Not everyone's cut out for parenthood (it's a huge, laborious, unending task). Not everyone's wired for monogamy, either.

The trick in life, is getting intimately acquainted with who you are AND who you're not. What you think you can handle, and what you can't, and what kinds of compromises you'll be having to make for either choice.

Humans go into marriage and child-bearing with fantasies~ yet the reality of each situation is so RADICALLY different than we could ever have imagined, we might ultimately risk feeling like a failure at either, or both. (And haven't we all been here in one way or another before??)

What they never tell ya in pamphlets or books, before you make life-altering choices you may deeply regret for many years to come, is that both decisions aren't at all what you think they're gonna turn out to be.

During my years on Social Media platforms, I've tried to give you glimpses into reality that might at first feel disappointing, but are intended and designed to help you LOOK before you LEAP! I've always believed in learning from Other People's Mistakes (OPM), so I wouldn't have to make as many of my OWN~ and it's served me very well.

It's easy to fuck-up your existence, due to being short-sighted or not circumspect enough, before making an impulsive decision just to change your mood, or break-up your sense of monotony in the moment. FAR TOO MANY DO THIS, and end up being bad spouses or parents.

When someone says, "I want a kid" I tell em to adopt a dog first. See how good you are at taking care of another being, having to adhere to a schedule with that animal (even when it's wildly inconvenient for ya), loving it when it's sick and shitting all over your carpet, or barking/crying half the night. If you can be a consistently affectionate, empathic parent to a DOG, and stay responsive to its needs and feelings, you MIGHT have a decent shot at loving a human child.

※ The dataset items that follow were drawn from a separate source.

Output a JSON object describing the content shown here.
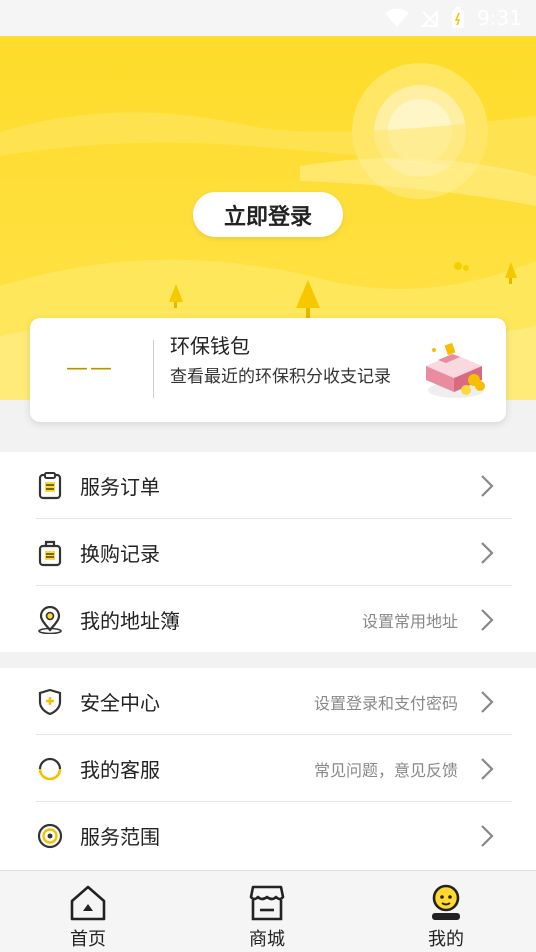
{
  "status_bar": {
    "time": "9:31"
  },
  "hero": {
    "login_label": "立即登录"
  },
  "wallet": {
    "dash": "——",
    "title": "环保钱包",
    "description": "查看最近的环保积分收支记录"
  },
  "menu_group1": [
    {
      "label": "服务订单",
      "hint": "",
      "icon": "clipboard-icon"
    },
    {
      "label": "换购记录",
      "hint": "",
      "icon": "bag-icon"
    },
    {
      "label": "我的地址簿",
      "hint": "设置常用地址",
      "icon": "location-icon"
    }
  ],
  "menu_group2": [
    {
      "label": "安全中心",
      "hint": "设置登录和支付密码",
      "icon": "shield-icon"
    },
    {
      "label": "我的客服",
      "hint": "常见问题，意见反馈",
      "icon": "headset-icon"
    },
    {
      "label": "服务范围",
      "hint": "",
      "icon": "target-icon"
    }
  ],
  "tabbar": {
    "home_label": "首页",
    "shop_label": "商城",
    "mine_label": "我的"
  },
  "colors": {
    "accent": "#FFD92E",
    "accent_dark": "#F5C000"
  }
}
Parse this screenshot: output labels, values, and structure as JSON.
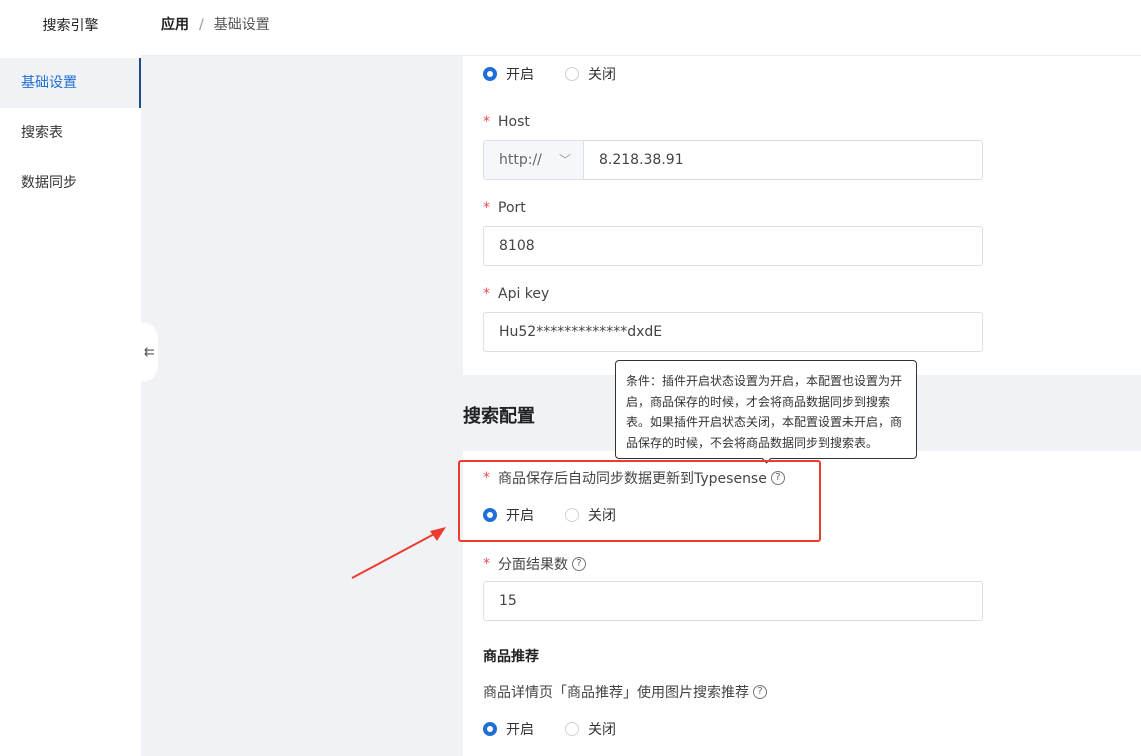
{
  "sidebar": {
    "app_title": "搜索引擎",
    "items": [
      {
        "label": "基础设置",
        "active": true
      },
      {
        "label": "搜索表",
        "active": false
      },
      {
        "label": "数据同步",
        "active": false
      }
    ]
  },
  "header": {
    "breadcrumb_app": "应用",
    "breadcrumb_sep": "/",
    "breadcrumb_current": "基础设置"
  },
  "plugin_status": {
    "on_label": "开启",
    "off_label": "关闭",
    "selected": "on"
  },
  "host": {
    "label": "Host",
    "protocol": "http://",
    "value": "8.218.38.91"
  },
  "port": {
    "label": "Port",
    "value": "8108"
  },
  "api_key": {
    "label": "Api key",
    "value": "Hu52*************dxdE"
  },
  "search_config": {
    "heading": "搜索配置",
    "auto_sync": {
      "label": "商品保存后自动同步数据更新到Typesense",
      "on_label": "开启",
      "off_label": "关闭",
      "selected": "on"
    },
    "facet_count": {
      "label": "分面结果数",
      "value": "15"
    }
  },
  "tooltip": {
    "text": "条件：插件开启状态设置为开启，本配置也设置为开启，商品保存的时候，才会将商品数据同步到搜索表。如果插件开启状态关闭，本配置设置未开启，商品保存的时候，不会将商品数据同步到搜索表。"
  },
  "product_recommend": {
    "heading": "商品推荐",
    "label": "商品详情页「商品推荐」使用图片搜索推荐",
    "on_label": "开启",
    "off_label": "关闭",
    "selected": "on"
  },
  "colors": {
    "accent": "#1f6fd6",
    "annotation": "#ee3b2f",
    "required": "#f04a4a"
  }
}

Dogs can thrive, despite some neglect. A human child cannot. Dogs don't live as long as we, but sometimes a child doesn't either. Either way, it's deep heartbreak if you allow yourself to bond to either, and have to part when they expire.

I believed I was fully capable of loving. My pup, Cleo took my capacity to love much deeper. Dogs can do that for us, if we let em.

If you want a kid, try and grasp the essence of what's involved in that task, first. Adopt and practice with an animal. Apply to Big Sisters or Big Brothers organizations, and become a child's thoughtful, loving friend and mentor. Thousands of children aren't getting enough attention at home, because Their parent didn't self-assess BEFORE conceiving, as to whether she was equipped to love a child properly and well enough~ OR NOT.

It's a huge job, caring for a child. No vacations, and no more independence for you. If you're gonna do parenting right, your life will literally have to revolve around that little being. The life you've known, is no longer your own.

If you're not cut out for monogamy or marriage, that's okay. Have a series of short term relationships, do some quasi-bonding, and when the going gets rough ('cause it always does) move out, and onto someone new. The advantage here, is that you can abandon a relationship~ but unless you have monster genes (or BPD), you can't physically abandon a child when they piss you off.